Thanks to the proximity of the Gulf Stream to our lab on Roanoke Island, our team has taken seasonal trips to collect sargassum for nearly a decade. Our use of chartered fishing vessels allows us to make relatively short but frequent, day-long trips offshore, which has given us an invaluable amount of data.
A typical day offshore
I set my alarm for 4:15 a.m. so that I can get to the lab with just enough time to fill the sample coolers with ice and finish strapping down the dozens of buckets in the truck bed so that we can get to the dock in Hatteras. By 7 a.m. we’re aboard the Albatross III, embarking on an hours-long journey through the choppy waters of Hatteras Inlet. In the spring, you can usually catch an amazing sunrise over the water.
Depending on the position of the Gulf Stream, it can take us anywhere from one to two hours to reach its western edge and, if we’re lucky, we’ll begin to see sargassum.
To understand how sargassum and the community it hosts influences its immediate environment, we compare sites within the Gulf Stream with and without the algae. Much of our cruise time is spent collecting hundreds of liters of water, hauling them up and over the boat in 50-pound buckets for filtration in the lab later in the day.
And of course, then there’s the sargassum. If you ever encountered its green tangles out on the open ocean before, you’ll be absolutely amazed by all the creatures you find living on and amongst it — some you can see and many more that you can’t. Because we are specifically interested in microbially-mediated processes, we carefully sort through each frond we collect.
Sometimes sargassum mats are overrun with beautifully colored blue, purple, green, orange, and pink brine shrimp. Almost certainly we’ll pick out some sargassum crabs, which can be as big as your hand, and juvenile triggerfish. If we’re lucky, we’ll find a sargassum fish or two. We keep only the fronds and return all our little friends back to the safety of their floating home.
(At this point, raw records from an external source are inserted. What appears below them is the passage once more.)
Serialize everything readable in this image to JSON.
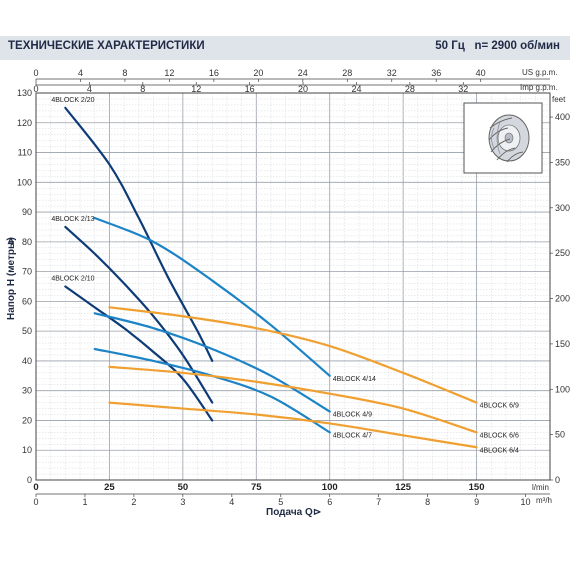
{
  "header": {
    "title": "ТЕХНИЧЕСКИЕ ХАРАКТЕРИСТИКИ",
    "freq": "50 Гц",
    "speed": "n= 2900 об/мин"
  },
  "chart_data": {
    "type": "line",
    "xlabel": "Подача Q",
    "ylabel": "Напор H (метры)",
    "x_unit": "l/min",
    "x_unit_m3h": "m³/h",
    "x_unit_us": "US g.p.m.",
    "x_unit_imp": "Imp g.p.m.",
    "y_unit_feet": "feet",
    "xlim": [
      0,
      175
    ],
    "ylim": [
      0,
      130
    ],
    "x_ticks": [
      0,
      25,
      50,
      75,
      100,
      125,
      150
    ],
    "y_ticks": [
      0,
      10,
      20,
      30,
      40,
      50,
      60,
      70,
      80,
      90,
      100,
      110,
      120,
      130
    ],
    "m3h_ticks": [
      "0",
      "1",
      "2",
      "3",
      "4",
      "5",
      "6",
      "7",
      "8",
      "9",
      "10"
    ],
    "us_ticks": [
      "0",
      "4",
      "8",
      "12",
      "16",
      "20",
      "24",
      "28",
      "32",
      "36",
      "40"
    ],
    "imp_ticks": [
      "0",
      "4",
      "8",
      "12",
      "16",
      "20",
      "24",
      "28",
      "32"
    ],
    "feet_ticks": [
      "0",
      "50",
      "100",
      "150",
      "200",
      "250",
      "300",
      "350",
      "400"
    ],
    "series": [
      {
        "name": "4BLOCK 2/20",
        "color": "#0d3b78",
        "x": [
          10,
          25,
          35,
          45,
          55,
          60
        ],
        "y": [
          125,
          106,
          88,
          68,
          50,
          40
        ]
      },
      {
        "name": "4BLOCK 2/13",
        "color": "#0d3b78",
        "x": [
          10,
          20,
          30,
          40,
          50,
          60
        ],
        "y": [
          85,
          76,
          66,
          55,
          42,
          26
        ]
      },
      {
        "name": "4BLOCK 2/10",
        "color": "#0d3b78",
        "x": [
          10,
          20,
          30,
          40,
          50,
          60
        ],
        "y": [
          65,
          58,
          51,
          43,
          34,
          20
        ]
      },
      {
        "name": "4BLOCK 4/14",
        "color": "#1c84c6",
        "x": [
          20,
          40,
          60,
          80,
          100
        ],
        "y": [
          88,
          80,
          67,
          52,
          35
        ]
      },
      {
        "name": "4BLOCK 4/9",
        "color": "#1c84c6",
        "x": [
          20,
          40,
          60,
          80,
          100
        ],
        "y": [
          56,
          51,
          44,
          35,
          23
        ]
      },
      {
        "name": "4BLOCK 4/7",
        "color": "#1c84c6",
        "x": [
          20,
          40,
          60,
          80,
          100
        ],
        "y": [
          44,
          40,
          35,
          28,
          16
        ]
      },
      {
        "name": "4BLOCK 6/9",
        "color": "#f0a030",
        "x": [
          25,
          50,
          75,
          100,
          125,
          150
        ],
        "y": [
          58,
          55,
          51,
          45,
          36,
          26
        ]
      },
      {
        "name": "4BLOCK 6/6",
        "color": "#f0a030",
        "x": [
          25,
          50,
          75,
          100,
          125,
          150
        ],
        "y": [
          38,
          36,
          33,
          29,
          24,
          16
        ]
      },
      {
        "name": "4BLOCK 6/4",
        "color": "#f0a030",
        "x": [
          25,
          50,
          75,
          100,
          125,
          150
        ],
        "y": [
          26,
          24,
          22,
          19,
          15,
          11
        ]
      }
    ]
  }
}
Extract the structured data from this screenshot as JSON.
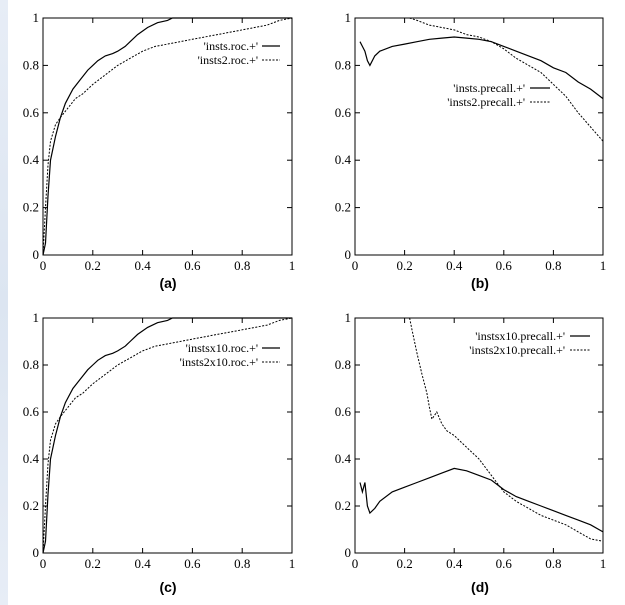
{
  "chart_data": [
    {
      "id": "a",
      "type": "line",
      "caption": "(a)",
      "xlim": [
        0,
        1
      ],
      "ylim": [
        0,
        1
      ],
      "xticks": [
        "0",
        "0.2",
        "0.4",
        "0.6",
        "0.8",
        "1"
      ],
      "yticks": [
        "0",
        "0.2",
        "0.4",
        "0.6",
        "0.8",
        "1"
      ],
      "legend_position": "top-right",
      "series": [
        {
          "name": "'insts.roc.+'",
          "style": "solid",
          "x": [
            0,
            0.01,
            0.02,
            0.03,
            0.05,
            0.07,
            0.09,
            0.12,
            0.15,
            0.18,
            0.2,
            0.22,
            0.25,
            0.28,
            0.3,
            0.33,
            0.35,
            0.38,
            0.42,
            0.46,
            0.5,
            0.52,
            0.55,
            0.6,
            0.7,
            0.8,
            0.9,
            1.0
          ],
          "y": [
            0.0,
            0.05,
            0.25,
            0.4,
            0.5,
            0.58,
            0.64,
            0.7,
            0.74,
            0.78,
            0.8,
            0.82,
            0.84,
            0.85,
            0.86,
            0.88,
            0.9,
            0.93,
            0.96,
            0.98,
            0.99,
            1.0,
            1.0,
            1.0,
            1.0,
            1.0,
            1.0,
            1.0
          ]
        },
        {
          "name": "'insts2.roc.+'",
          "style": "dashed",
          "x": [
            0,
            0.01,
            0.02,
            0.03,
            0.05,
            0.07,
            0.1,
            0.13,
            0.16,
            0.2,
            0.25,
            0.3,
            0.35,
            0.4,
            0.45,
            0.5,
            0.55,
            0.6,
            0.7,
            0.8,
            0.9,
            0.95,
            1.0
          ],
          "y": [
            0.0,
            0.2,
            0.38,
            0.48,
            0.55,
            0.58,
            0.62,
            0.66,
            0.68,
            0.72,
            0.76,
            0.8,
            0.83,
            0.86,
            0.88,
            0.89,
            0.9,
            0.91,
            0.93,
            0.95,
            0.97,
            0.99,
            1.0
          ]
        }
      ]
    },
    {
      "id": "b",
      "type": "line",
      "caption": "(b)",
      "xlim": [
        0,
        1
      ],
      "ylim": [
        0,
        1
      ],
      "xticks": [
        "0",
        "0.2",
        "0.4",
        "0.6",
        "0.8",
        "1"
      ],
      "yticks": [
        "0",
        "0.2",
        "0.4",
        "0.6",
        "0.8",
        "1"
      ],
      "legend_position": "center-right",
      "series": [
        {
          "name": "'insts.precall.+'",
          "style": "solid",
          "x": [
            0.02,
            0.03,
            0.04,
            0.05,
            0.06,
            0.08,
            0.1,
            0.15,
            0.2,
            0.25,
            0.3,
            0.35,
            0.4,
            0.45,
            0.5,
            0.55,
            0.6,
            0.65,
            0.7,
            0.75,
            0.8,
            0.85,
            0.9,
            0.95,
            1.0
          ],
          "y": [
            0.9,
            0.88,
            0.86,
            0.82,
            0.8,
            0.84,
            0.86,
            0.88,
            0.89,
            0.9,
            0.91,
            0.915,
            0.92,
            0.915,
            0.91,
            0.9,
            0.88,
            0.86,
            0.84,
            0.82,
            0.79,
            0.77,
            0.73,
            0.7,
            0.66
          ]
        },
        {
          "name": "'insts2.precall.+'",
          "style": "dashed",
          "x": [
            0.22,
            0.25,
            0.3,
            0.35,
            0.4,
            0.45,
            0.5,
            0.55,
            0.6,
            0.65,
            0.7,
            0.75,
            0.8,
            0.85,
            0.9,
            0.95,
            1.0
          ],
          "y": [
            1.0,
            0.99,
            0.97,
            0.96,
            0.95,
            0.93,
            0.92,
            0.9,
            0.87,
            0.83,
            0.8,
            0.77,
            0.72,
            0.67,
            0.6,
            0.54,
            0.48
          ]
        }
      ]
    },
    {
      "id": "c",
      "type": "line",
      "caption": "(c)",
      "xlim": [
        0,
        1
      ],
      "ylim": [
        0,
        1
      ],
      "xticks": [
        "0",
        "0.2",
        "0.4",
        "0.6",
        "0.8",
        "1"
      ],
      "yticks": [
        "0",
        "0.2",
        "0.4",
        "0.6",
        "0.8",
        "1"
      ],
      "legend_position": "top-right",
      "series": [
        {
          "name": "'instsx10.roc.+'",
          "style": "solid",
          "x": [
            0,
            0.01,
            0.02,
            0.03,
            0.05,
            0.07,
            0.09,
            0.12,
            0.15,
            0.18,
            0.2,
            0.22,
            0.25,
            0.28,
            0.3,
            0.33,
            0.35,
            0.38,
            0.42,
            0.46,
            0.5,
            0.52,
            0.55,
            0.6,
            0.7,
            0.8,
            0.9,
            1.0
          ],
          "y": [
            0.0,
            0.05,
            0.25,
            0.4,
            0.5,
            0.58,
            0.64,
            0.7,
            0.74,
            0.78,
            0.8,
            0.82,
            0.84,
            0.85,
            0.86,
            0.88,
            0.9,
            0.93,
            0.96,
            0.98,
            0.99,
            1.0,
            1.0,
            1.0,
            1.0,
            1.0,
            1.0,
            1.0
          ]
        },
        {
          "name": "'insts2x10.roc.+'",
          "style": "dashed",
          "x": [
            0,
            0.01,
            0.02,
            0.03,
            0.05,
            0.07,
            0.1,
            0.13,
            0.16,
            0.2,
            0.25,
            0.3,
            0.35,
            0.4,
            0.45,
            0.5,
            0.55,
            0.6,
            0.7,
            0.8,
            0.9,
            0.95,
            1.0
          ],
          "y": [
            0.0,
            0.2,
            0.38,
            0.48,
            0.55,
            0.58,
            0.62,
            0.66,
            0.68,
            0.72,
            0.76,
            0.8,
            0.83,
            0.86,
            0.88,
            0.89,
            0.9,
            0.91,
            0.93,
            0.95,
            0.97,
            0.99,
            1.0
          ]
        }
      ]
    },
    {
      "id": "d",
      "type": "line",
      "caption": "(d)",
      "xlim": [
        0,
        1
      ],
      "ylim": [
        0,
        1
      ],
      "xticks": [
        "0",
        "0.2",
        "0.4",
        "0.6",
        "0.8",
        "1"
      ],
      "yticks": [
        "0",
        "0.2",
        "0.4",
        "0.6",
        "0.8",
        "1"
      ],
      "legend_position": "top-right",
      "series": [
        {
          "name": "'instsx10.precall.+'",
          "style": "solid",
          "x": [
            0.02,
            0.03,
            0.04,
            0.05,
            0.06,
            0.08,
            0.1,
            0.15,
            0.2,
            0.25,
            0.3,
            0.35,
            0.4,
            0.45,
            0.5,
            0.55,
            0.6,
            0.65,
            0.7,
            0.75,
            0.8,
            0.85,
            0.9,
            0.95,
            1.0
          ],
          "y": [
            0.3,
            0.26,
            0.3,
            0.2,
            0.17,
            0.19,
            0.22,
            0.26,
            0.28,
            0.3,
            0.32,
            0.34,
            0.36,
            0.35,
            0.33,
            0.31,
            0.27,
            0.24,
            0.22,
            0.2,
            0.18,
            0.16,
            0.14,
            0.12,
            0.09
          ]
        },
        {
          "name": "'insts2x10.precall.+'",
          "style": "dashed",
          "x": [
            0.22,
            0.23,
            0.25,
            0.27,
            0.29,
            0.3,
            0.31,
            0.33,
            0.35,
            0.37,
            0.4,
            0.43,
            0.45,
            0.5,
            0.55,
            0.6,
            0.65,
            0.7,
            0.75,
            0.8,
            0.85,
            0.9,
            0.95,
            1.0
          ],
          "y": [
            1.0,
            0.95,
            0.85,
            0.76,
            0.68,
            0.62,
            0.57,
            0.6,
            0.55,
            0.52,
            0.5,
            0.47,
            0.45,
            0.4,
            0.33,
            0.26,
            0.22,
            0.19,
            0.16,
            0.14,
            0.12,
            0.09,
            0.06,
            0.05
          ]
        }
      ]
    }
  ]
}
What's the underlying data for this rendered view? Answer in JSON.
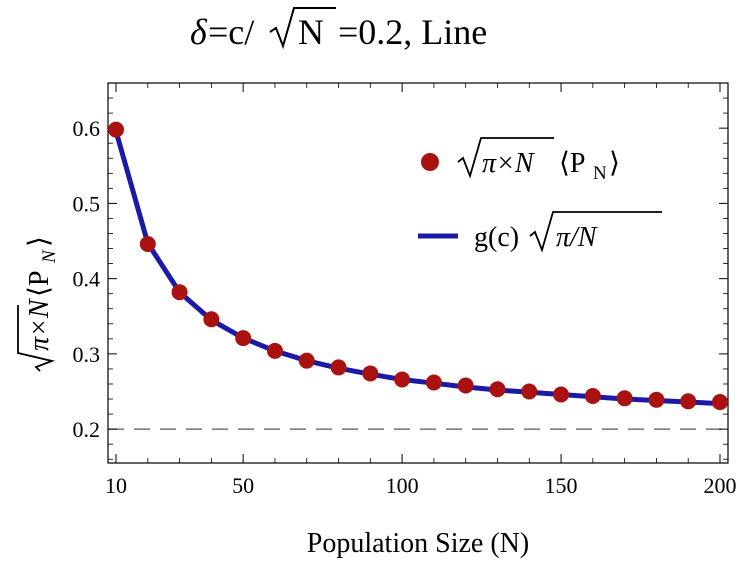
{
  "chart_data": {
    "type": "scatter",
    "title": {
      "lhs": "δ",
      "mid": "=c/",
      "radicand": "N",
      "rhs": "=0.2, Line"
    },
    "xlabel": "Population Size (N)",
    "ylabel": {
      "radicand": "π×N",
      "bracket": "⟨P",
      "sub": "N",
      "close": "⟩"
    },
    "xlim": [
      10,
      200
    ],
    "ylim": [
      0.155,
      0.66
    ],
    "x_ticks": [
      10,
      50,
      100,
      150,
      200
    ],
    "y_ticks": [
      0.2,
      0.3,
      0.4,
      0.5,
      0.6
    ],
    "reference_line": {
      "y": 0.2,
      "style": "dashed",
      "color": "#555555"
    },
    "legend_position": "top-right",
    "series": [
      {
        "name": "√(π×N) ⟨P_N⟩",
        "kind": "points",
        "color": "#aa1111",
        "legend": {
          "radicand": "π×N",
          "bracket": "⟨P",
          "sub": "N",
          "close": "⟩"
        },
        "x": [
          10,
          20,
          30,
          40,
          50,
          60,
          70,
          80,
          90,
          100,
          110,
          120,
          130,
          140,
          150,
          160,
          170,
          180,
          190,
          200
        ],
        "y": [
          0.598,
          0.446,
          0.382,
          0.346,
          0.321,
          0.304,
          0.291,
          0.282,
          0.274,
          0.266,
          0.262,
          0.258,
          0.253,
          0.25,
          0.246,
          0.244,
          0.241,
          0.239,
          0.237,
          0.236
        ]
      },
      {
        "name": "g(c)√(π/N)",
        "kind": "line",
        "color": "#1a1aa6",
        "legend": {
          "prefix": "g(c)",
          "radicand": "π/N"
        },
        "x": [
          10,
          20,
          30,
          40,
          50,
          60,
          70,
          80,
          90,
          100,
          110,
          120,
          130,
          140,
          150,
          160,
          170,
          180,
          190,
          200
        ],
        "y": [
          0.596,
          0.447,
          0.382,
          0.345,
          0.321,
          0.304,
          0.291,
          0.281,
          0.273,
          0.266,
          0.261,
          0.256,
          0.252,
          0.249,
          0.246,
          0.243,
          0.24,
          0.238,
          0.236,
          0.234
        ]
      }
    ]
  }
}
After collection, we place some of the sargassum in insulated buckets for transport back to the lab, and the rest is used for my onboard acetylene reduction assays — a widely used technique for measuring rates of nitrogen fixation. If diazotrophs are living on the algae and actively fixing nitrogen, they will reduce acetylene to ethylene, which we can measure back in the lab.
By late afternoon, we’ve completed our sample collection and experimentation and start heading back to the docks. Upon returning to the lab, a long night of sample processing lies ahead — hours of pouring, measuring, filtering, cleaning, and weighing. If we don’t process these samples quickly enough, the organisms we are interested in will die and our samples will be ruined. If we’re lucky, we’ll finish around midnight.
After almost 10 years and 40 cruises, we have amassed an incredible amount of data — including some of the highest-ever rates of nitrogen fixation by diazotrophs living epiphytically on pelagic sargassum.
Given the sheer volume of this algae, not just in the Gulf Stream but in the wider North Atlantic, Caribbean, Gulf of Mexico, and now South Atlantic, our data suggests that it plays a much more significant role in marine nitrogen cycling than previously thought. Understanding sources and quantities of marine nitrogen inputs is incredibly important as the nitrogen cycle is intricately linked with those of carbon and phosphorus — significant changes in one will likely affect the others.
These cycles are vital to the air we breathe and the foods we eat. Learning how they work and how changes in climate and human activity affect them over time is key for our survival.